Help with scripting.
This is my first post to this forum and I hope someone can shed some light on this little problem we have. I think I may be Aspie or at least my wife is of that opinion. Does not make much of a difference anyway. We have 2 kids who are in the spectrum. Our eldest daughter who is 11 is clearly Aspie and our son who is 7 is working his way over there slowly but surely. My little dilema is with our son. He likes to script CONSTANTLY, and I mean CONSTANTLY. Today I took him fishing. We got to the canal about 10 am and left around 4 pm. There were no 2 consecutive minutes in which he was not murmuring a script for a TV show. My question is this "Does he derive any kind of pleasure from constantly repeating a dialog he has heard, does the constant talking help him modulate his 'sensory issues' or does any one have any insight into what can be going on? " I know that scripting is very frequent but it is VERY ANNOYING to whomever has to be standing next to him. Not only do I want to be able to enjoy time with my son but I am also worried that this behavior is going to drive others away from him. Please help me and my wife understand this behaviour and I any of you had this problem when kids please tell us about how it turned out. Thanks.
DrGoose.
lelia
Veteran
Joined: 11 Apr 2007
Age: 72
Gender: Female
Posts: 2,897
Location: Vancouver not BC, Washington not DC
Okay, what he's doing is not called scripting. It's called, uh, aphasia kicking in here, uh, not echolocation, a more technical term than parroting, uh... when I think of the term I'll let you know.

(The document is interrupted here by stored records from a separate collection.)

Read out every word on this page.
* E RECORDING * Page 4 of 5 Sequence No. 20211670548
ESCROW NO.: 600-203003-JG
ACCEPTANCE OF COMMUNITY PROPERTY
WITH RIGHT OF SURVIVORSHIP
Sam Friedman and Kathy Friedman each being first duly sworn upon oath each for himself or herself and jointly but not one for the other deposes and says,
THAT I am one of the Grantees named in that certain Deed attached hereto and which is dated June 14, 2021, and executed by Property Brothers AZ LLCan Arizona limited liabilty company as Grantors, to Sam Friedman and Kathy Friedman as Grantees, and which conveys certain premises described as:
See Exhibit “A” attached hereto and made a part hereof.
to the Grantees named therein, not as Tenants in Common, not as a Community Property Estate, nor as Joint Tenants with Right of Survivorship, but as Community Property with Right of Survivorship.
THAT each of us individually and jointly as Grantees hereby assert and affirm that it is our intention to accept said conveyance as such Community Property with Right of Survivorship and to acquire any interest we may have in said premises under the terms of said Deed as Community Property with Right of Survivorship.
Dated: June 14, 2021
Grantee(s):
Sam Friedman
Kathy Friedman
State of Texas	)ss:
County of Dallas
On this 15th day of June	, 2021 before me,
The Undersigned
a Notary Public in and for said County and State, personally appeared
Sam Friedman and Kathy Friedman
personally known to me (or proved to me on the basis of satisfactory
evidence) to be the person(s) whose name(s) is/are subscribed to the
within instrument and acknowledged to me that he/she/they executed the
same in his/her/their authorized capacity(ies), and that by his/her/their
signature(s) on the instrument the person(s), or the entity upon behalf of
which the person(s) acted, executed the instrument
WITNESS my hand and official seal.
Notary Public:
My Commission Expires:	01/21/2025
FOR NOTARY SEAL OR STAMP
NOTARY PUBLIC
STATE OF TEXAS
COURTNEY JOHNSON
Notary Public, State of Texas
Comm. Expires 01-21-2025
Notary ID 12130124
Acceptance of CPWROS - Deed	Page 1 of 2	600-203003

And what he is doing is useful. It won't last forever, most likely. People who (do what your son is doing) usually move on to using scraps of this repeated dialog in their conversations. Since most of what we see is fairly routine, that will get him through most days. The next time you go to work, listen to the people around you and see how many repeat lines from television.
He is in a stage, and so are you. Both of you will be moving onto another stage as both of you mature more and learn more. You are still in the overfretting about the future stage.
The first year after my daughter was diagnosed, I could not think the word "ret*d" without bursting into tears. And since that was all I could think about, I cried a lot. The next few years I could not say the word "ret*d" without bursting into tears. Thirty years later it's no big whoop. I don't know why we parents have to hurt for so long first, but that seems the way it goes.